Nearly all of Meta's revenue comes from advertising on its platforms, so a slight decline in user numbers also hurt an otherwise strong quarter. According to Meta, the number of “daily active family members” – that is, the number of users who logged into at least one of its apps (Facebook, Messenger, Instagram, WhatApp and Threads) in a day – averaged 3 in September, 29 billion. Analysts had expected 3.31 billion.

“The lack of its user metric, daily active people, is concerning as Meta needs to extract more revenue from its existing users as growth slows,” said Emarketer analyst Jasmine Enberg.
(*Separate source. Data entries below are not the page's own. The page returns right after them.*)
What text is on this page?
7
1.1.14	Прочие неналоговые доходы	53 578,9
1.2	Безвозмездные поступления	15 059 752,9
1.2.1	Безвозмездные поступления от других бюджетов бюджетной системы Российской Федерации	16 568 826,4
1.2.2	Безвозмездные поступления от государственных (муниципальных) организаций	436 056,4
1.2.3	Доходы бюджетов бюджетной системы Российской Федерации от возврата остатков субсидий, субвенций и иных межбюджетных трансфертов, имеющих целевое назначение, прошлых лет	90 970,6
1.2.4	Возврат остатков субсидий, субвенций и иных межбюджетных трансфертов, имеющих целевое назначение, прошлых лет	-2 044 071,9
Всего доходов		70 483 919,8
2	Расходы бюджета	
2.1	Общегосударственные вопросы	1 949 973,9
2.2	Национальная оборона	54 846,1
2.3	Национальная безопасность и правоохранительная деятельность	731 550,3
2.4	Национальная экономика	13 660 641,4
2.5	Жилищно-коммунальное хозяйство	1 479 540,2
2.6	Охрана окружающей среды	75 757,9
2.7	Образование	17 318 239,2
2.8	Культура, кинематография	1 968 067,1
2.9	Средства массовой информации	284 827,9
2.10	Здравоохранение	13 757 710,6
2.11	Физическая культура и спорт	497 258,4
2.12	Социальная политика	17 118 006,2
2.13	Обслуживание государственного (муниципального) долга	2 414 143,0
However, she added that the company is in a good position to do so “as its AI-powered tools increase engagement by showing users more of what they like and make their ads, especially on Reels, more effective.” “

For the three months ended Sept. 30, the Menlo Park, Calif.-based company earned $15.69 billion, or $6.03 per share, up 35% from $11.58 billion -dollars, or $4.39 per share in the same period last year.
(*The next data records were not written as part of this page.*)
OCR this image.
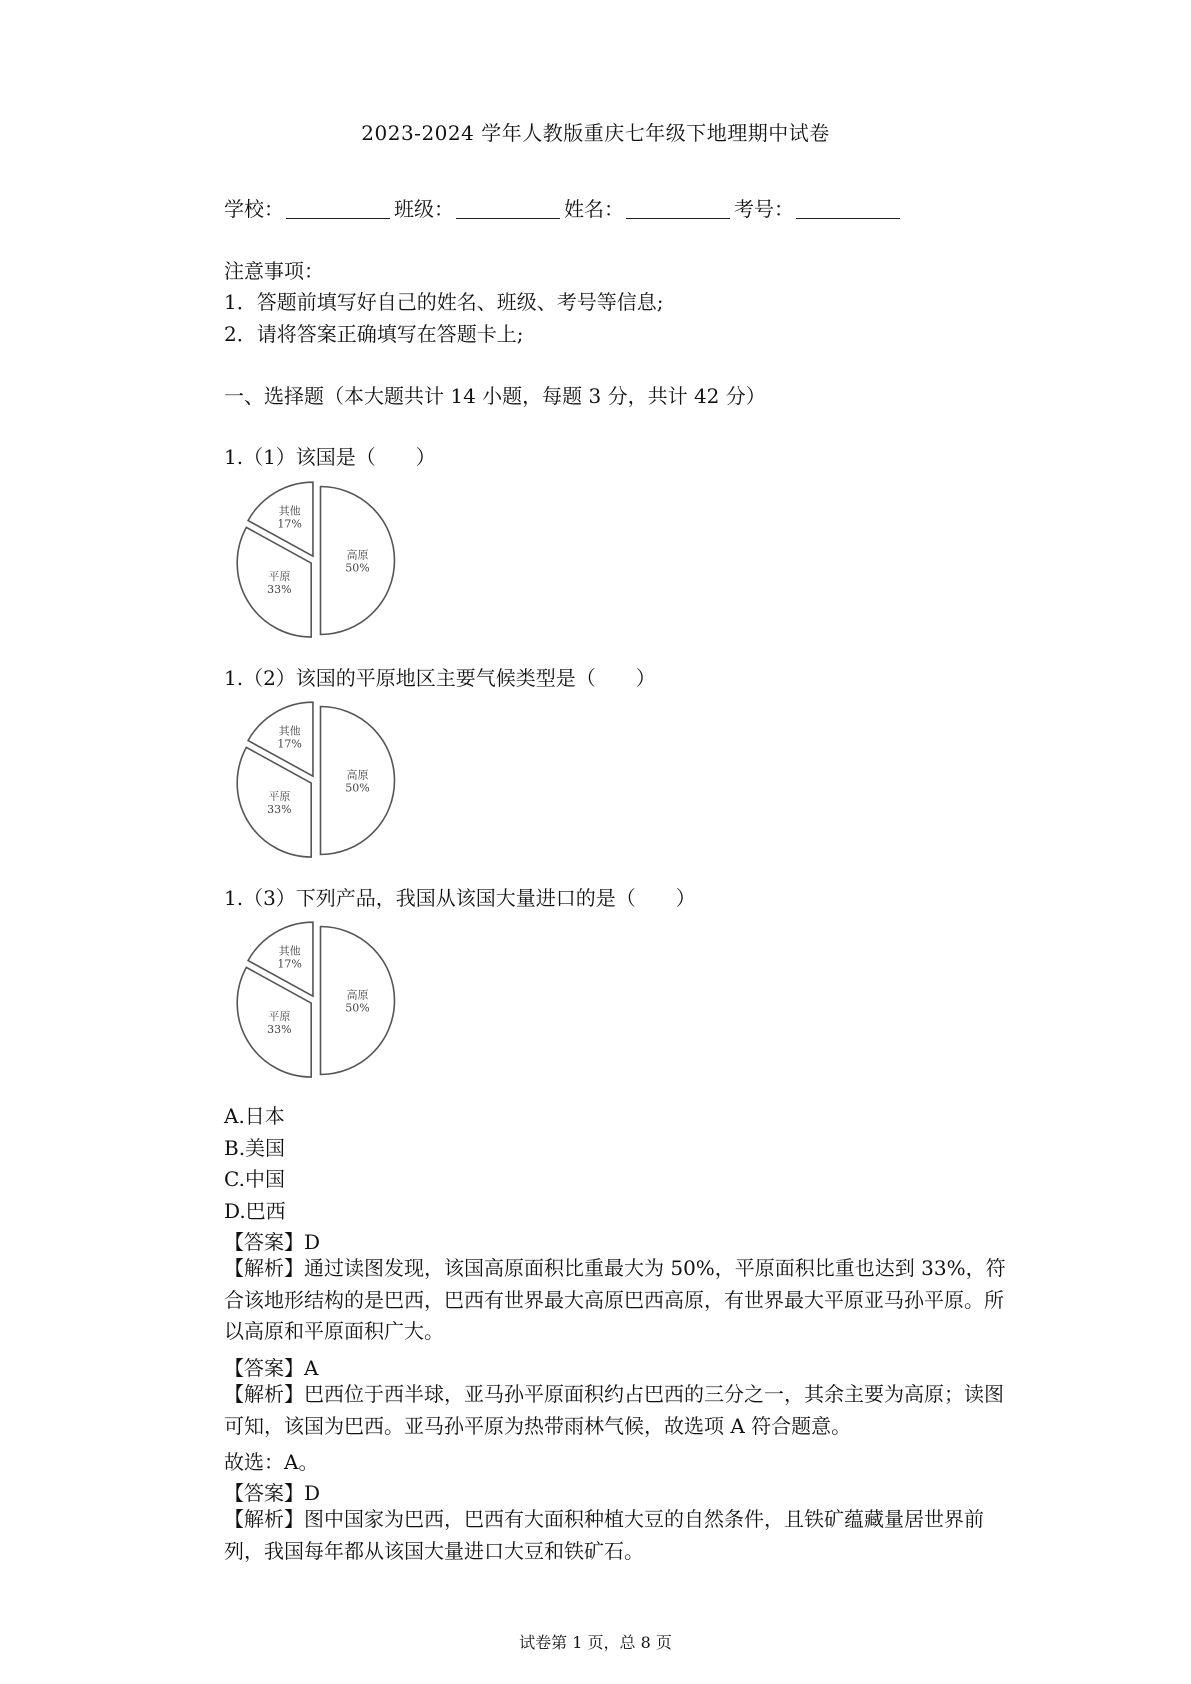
2023-2024 学年人教版重庆七年级下地理期中试卷
学校：	班级：	姓名：	考号：
注意事项：
1．答题前填写好自己的姓名、班级、考号等信息;
2．请将答案正确填写在答题卡上;
一、选择题（本大题共计 14 小题，每题 3 分，共计 42 分）
1.（1）该国是（　　）
高原
50%
平原
33%
其他
17%
1.（2）该国的平原地区主要气候类型是（　　）
高原
50%
平原
33%
其他
17%
1.（3）下列产品，我国从该国大量进口的是（　　）
高原
50%
平原
33%
其他
17%
A.日本
B.美国
C.中国
D.巴西
【答案】D
【解析】通过读图发现，该国高原面积比重最大为 50%，平原面积比重也达到 33%，符合该地形结构的是巴西，巴西有世界最大高原巴西高原，有世界最大平原亚马孙平原。所以高原和平原面积广大。
【答案】A
【解析】巴西位于西半球，亚马孙平原面积约占巴西的三分之一，其余主要为高原；读图可知，该国为巴西。亚马孙平原为热带雨林气候，故选项 A 符合题意。
故选：A。
【答案】D
【解析】图中国家为巴西，巴西有大面积种植大豆的自然条件，且铁矿蕴藏量居世界前列，我国每年都从该国大量进口大豆和铁矿石。
试卷第 1 页，总 8 页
Revenue rose 19% to $40.59 billion from $34.15 billion.

Analysts on average expected earnings of $5.22 per share on revenue of $40.21 billion, according to FactSet Research.

“We had a good quarter, driven by AI advancements in our apps and business,” CEO Mark Zuckerberg said in a statement. “We also have strong momentum with Meta AI, the launch of Llamas and AI-powered glasses.”
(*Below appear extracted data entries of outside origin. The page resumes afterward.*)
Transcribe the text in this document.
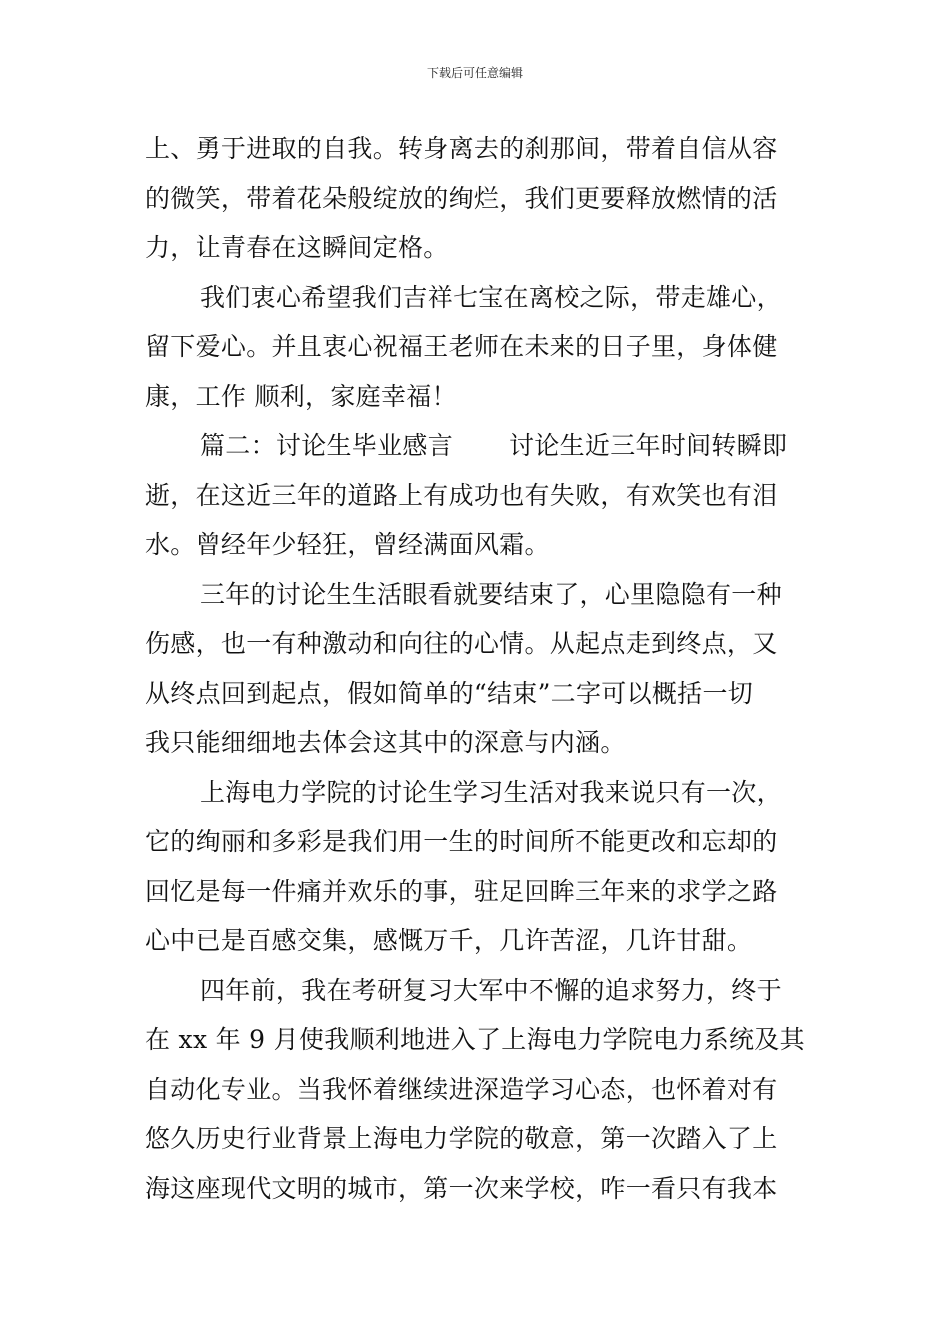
下载后可任意编辑
上、勇于进取的自我。转身离去的刹那间，带着自信从容
的微笑，带着花朵般绽放的绚烂，我们更要释放燃情的活
力，让青春在这瞬间定格。
我们衷心希望我们吉祥七宝在离校之际，带走雄心，
留下爱心。并且衷心祝福王老师在未来的日子里，身体健
康，工作 顺利，家庭幸福！
篇二：讨论生毕业感言 讨论生近三年时间转瞬即
逝，在这近三年的道路上有成功也有失败，有欢笑也有泪
水。曾经年少轻狂，曾经满面风霜。
三年的讨论生生活眼看就要结束了，心里隐隐有一种
伤感，也一有种激动和向往的心情。从起点走到终点，又
从终点回到起点，假如简单的“结束”二字可以概括一切
我只能细细地去体会这其中的深意与内涵。
上海电力学院的讨论生学习生活对我来说只有一次，
它的绚丽和多彩是我们用一生的时间所不能更改和忘却的
回忆是每一件痛并欢乐的事，驻足回眸三年来的求学之路
心中已是百感交集，感慨万千，几许苦涩，几许甘甜。
四年前，我在考研复习大军中不懈的追求努力，终于
在 xx 年 9 月使我顺利地进入了上海电力学院电力系统及其
自动化专业。当我怀着继续进深造学习心态，也怀着对有
悠久历史行业背景上海电力学院的敬意，第一次踏入了上
海这座现代文明的城市，第一次来学校，咋一看只有我本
For the current quarter, Meta forecasts sales of $45 billion to $48 billion. Analysts expect $46.18 billion.

“Meta’s solid quarter is further evidence that digital advertisers prefer to spend their budgets on the so-called market leaders like Facebook and Instagram, at the expense of smaller social media networks like Snap,” Investing said. com analyst Jesse Cohen.

Cohen added that while AI is “clearly driving growth” at Meta, “investors appear to be disappointed with the company's future prospects and the rising costs of developing AI capabilities.”

Meta said it expects operating losses in the Reality Labs segment – which includes its virtual and augmented reality glasses – to “increase significantly” in 2024 due to product development costs and other investments. Last month, meta teased a prototype for Orionthe holographic augmented reality glasses that have been in the works for a decade. However, there is no release date for Orion yet, in large part because it is currently so expensive to produce. Zuckerberg called it a “peek into the future.”

Meta shares fell about 3% in after-hours trading following the earnings report.